On Friday, May 31, some 76 high school seniors from Lankenau High School, the school district’s environmental science magnet school on Spring Lane in Upper Roxborough, will march down the aisle at the Keswick Theater in Glenside to graduate and receive their diplomas.
Last week, I had the absolute pleasure of sitting down with four of them, talking about their high school experiences, and hearing them discuss the state of the world they are marching into. I found them sharp, thoughtful, funny – and a little scared about what’s next for them.
None of the four came to Lankenau because of its environmental science program, interestingly. All came because it was recommended by others –counselors, for example, and eighth-grade teachers – most attracted to the small size. But the environment has grown in importance to them.

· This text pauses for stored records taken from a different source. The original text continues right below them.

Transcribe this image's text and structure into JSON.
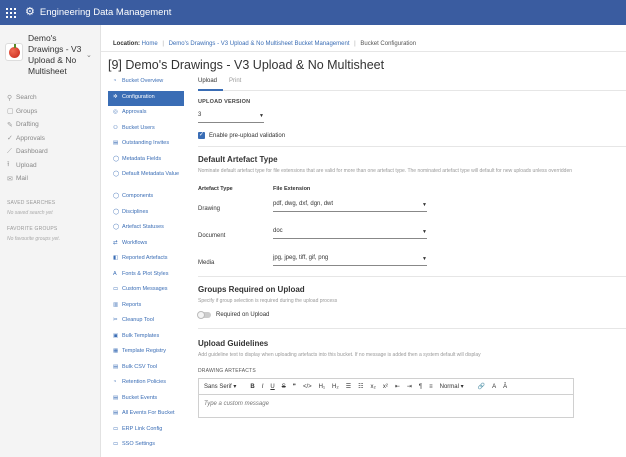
{
  "app": {
    "title": "Engineering Data Management"
  },
  "project": {
    "name": "Demo's Drawings - V3 Upload & No Multisheet"
  },
  "sidebar": {
    "items": [
      {
        "icon": "⚲",
        "label": "Search"
      },
      {
        "icon": "▢",
        "label": "Groups"
      },
      {
        "icon": "✎",
        "label": "Drafting"
      },
      {
        "icon": "✓",
        "label": "Approvals"
      },
      {
        "icon": "⟋",
        "label": "Dashboard"
      },
      {
        "icon": "⭱",
        "label": "Upload"
      },
      {
        "icon": "✉",
        "label": "Mail"
      }
    ],
    "saved_searches_heading": "SAVED SEARCHES",
    "saved_searches_empty": "No saved search yet",
    "favorite_groups_heading": "FAVORITE GROUPS",
    "favorite_groups_empty": "No favourite groups yet."
  },
  "breadcrumb": {
    "prefix": "Location:",
    "home": "Home",
    "project": "Demo's Drawings - V3 Upload & No Multisheet Bucket Management",
    "current": "Bucket Configuration"
  },
  "page_title": "[9] Demo's Drawings - V3 Upload & No Multisheet",
  "left_nav": [
    {
      "icon": "◔",
      "label": "Bucket Overview"
    },
    {
      "icon": "✲",
      "label": "Configuration",
      "active": true
    },
    {
      "icon": "◎",
      "label": "Approvals"
    },
    {
      "icon": "⚇",
      "label": "Bucket Users"
    },
    {
      "icon": "▤",
      "label": "Outstanding Invites"
    },
    {
      "icon": "◯",
      "label": "Metadata Fields"
    },
    {
      "icon": "◯",
      "label": "Default Metadata Value",
      "two": true
    },
    {
      "icon": "◯",
      "label": "Components"
    },
    {
      "icon": "◯",
      "label": "Disciplines"
    },
    {
      "icon": "◯",
      "label": "Artefact Statuses"
    },
    {
      "icon": "⇄",
      "label": "Workflows"
    },
    {
      "icon": "◧",
      "label": "Reported Artefacts"
    },
    {
      "icon": "A",
      "label": "Fonts & Plot Styles"
    },
    {
      "icon": "▭",
      "label": "Custom Messages"
    },
    {
      "icon": "▥",
      "label": "Reports"
    },
    {
      "icon": "✂",
      "label": "Cleanup Tool"
    },
    {
      "icon": "▣",
      "label": "Bulk Templates"
    },
    {
      "icon": "▦",
      "label": "Template Registry"
    },
    {
      "icon": "▤",
      "label": "Bulk CSV Tool"
    },
    {
      "icon": "◔",
      "label": "Retention Policies"
    },
    {
      "icon": "▤",
      "label": "Bucket Events"
    },
    {
      "icon": "▤",
      "label": "All Events For Bucket"
    },
    {
      "icon": "▭",
      "label": "ERP Link Config"
    },
    {
      "icon": "▭",
      "label": "SSO Settings"
    }
  ],
  "tabs": [
    {
      "label": "Upload",
      "active": true
    },
    {
      "label": "Print"
    }
  ],
  "upload_version": {
    "label": "UPLOAD VERSION",
    "value": "3"
  },
  "pre_upload_validation": {
    "label": "Enable pre-upload validation",
    "checked": true
  },
  "default_artefact": {
    "title": "Default Artefact Type",
    "description": "Nominate default artefact type for file extensions that are valid for more than one artefact type. The nominated artefact type will default for new uploads unless overridden",
    "col_type": "Artefact Type",
    "col_ext": "File Extension",
    "rows": [
      {
        "type": "Drawing",
        "ext": "pdf, dwg, dxf, dgn, dwt"
      },
      {
        "type": "Document",
        "ext": "doc"
      },
      {
        "type": "Media",
        "ext": "jpg, jpeg, tiff, gif, png"
      }
    ]
  },
  "groups_required": {
    "title": "Groups Required on Upload",
    "description": "Specify if group selection is required during the upload process",
    "toggle_label": "Required on Upload",
    "on": false
  },
  "guidelines": {
    "title": "Upload Guidelines",
    "description": "Add guideline text to display when uploading artefacts into this bucket. If no message is added then a system default will display",
    "sub_label": "DRAWING ARTEFACTS",
    "toolbar": [
      "Sans Serif ▾",
      "B",
      "I",
      "U",
      "S",
      "❞",
      "</>",
      "H₁",
      "H₂",
      "☰",
      "☷",
      "x₂",
      "x²",
      "⇤",
      "⇥",
      "¶",
      "≡",
      "Normal ▾",
      "🔗",
      "A",
      "Ā"
    ],
    "placeholder": "Type a custom message"
  }
}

James Jackson, for example, a 17-year-old senior from North Philly, has been “helping with the botany club,” one of the core programs of the high school, “and it helped me realize how much of a green thumb I have – we grow cucumbers, pumpkins, lettuce, potatoes, squash, herbs like lavender …” and the rest of the group began throwing out names of other plants they grow on the campus. James wants to be a game designer, with a career in the environment as his fallback – and he’s undecided about where to head to college next year.
Yuliana (pronounced “Juliana”) Rengifo, 19, a senior from the the Northeast who will be heading to Rutgers Camden in the fall to study international business, says “the environment will not be my major, but a hobby. I was in the botany club in 10th grade,” she says and currently helps her mom grow plants at home. “I know how to grow plants right off the bat,” she said proudly, “and how to maintain them.”
Ricardo A. Montiero III, 18, a senior from West Oak Lane who is heading to LaSalle for computer sciences, offered that he’s taking his Lankenau skills home too, as “me, my father, and my stepmom are really into herbs and growing them - that’s something we will be doing in the future.”
Nineteen-year-old Taylor Peoples, a senior from the Northeast who will attend Penn State Abington to study psychology and social sciences, noted “I did my Senior Exit Project on climate change-- it’s a big thing. We’ve only got to 2050,” she said, referring to key studies that use that date for modeling purposes. “That’s crazy. I want to live here a long time-- I feel like people know about climate change, but they aren’t taking action.”
She would be right.
“We have too many short-term goals,” thought Ricardo, and not enough long-term goals. The process of moving from nonrenewable resources to renewable ones is hard. Our generation is struggling, our kids will be worse, and their kids…” and his voice trailed off.
“Even though I live in a technology era,” Yuliana said, “I’m not a fan of technology – it just messes us up,” and the other digital natives all surprisingly agreed.
“Society was more successful before technology was a real thing,” concluded James. “I personally think we need another Ice Age, to reset the world,” and the group agreed again, going into a short digression about the plight of polar bears, poster children for the changing climate. “The polar bear is about to go extinct,” summed up James.
“I still have some hope,” said Ricardo. “There are people out there trying – but there has to be a greater outcry. If people and government are not on the same page, there will never be unity.”
Taylor chimed in, “We all have to take a part, and move together on the same page. We need to move as one.”
“People are trying to do something,” agreed Yuliana. “As I grow up, I plan to do more – start an organization to help the world.” She wants to move to Europe and “learn a lot of languages.” Maybe she’ll start her nonprofit there.
“What will graduation be like for you all?” I asked. “Bittersweet,” replied Ricardo, and they all agreed. “We’ve all been here for four years, have learned so much, gone through so much. Now we go out into the real world to learn …”
“And pay bills,” added Taylor, and the group cracked up. “It’s like the real world has been a movie,” she continued, “and we’ve been in the audience watching. Now we’re a part of the movie. We’re in the cast.”
They are graduating into a fast-changing, climate-challenged world that completely lacks unity. But if this foursome represents the future, we’ll be fine.
Best wishes to them, the other seniors at Lankenau, and all seniors across the region graduating soon. Godspeed.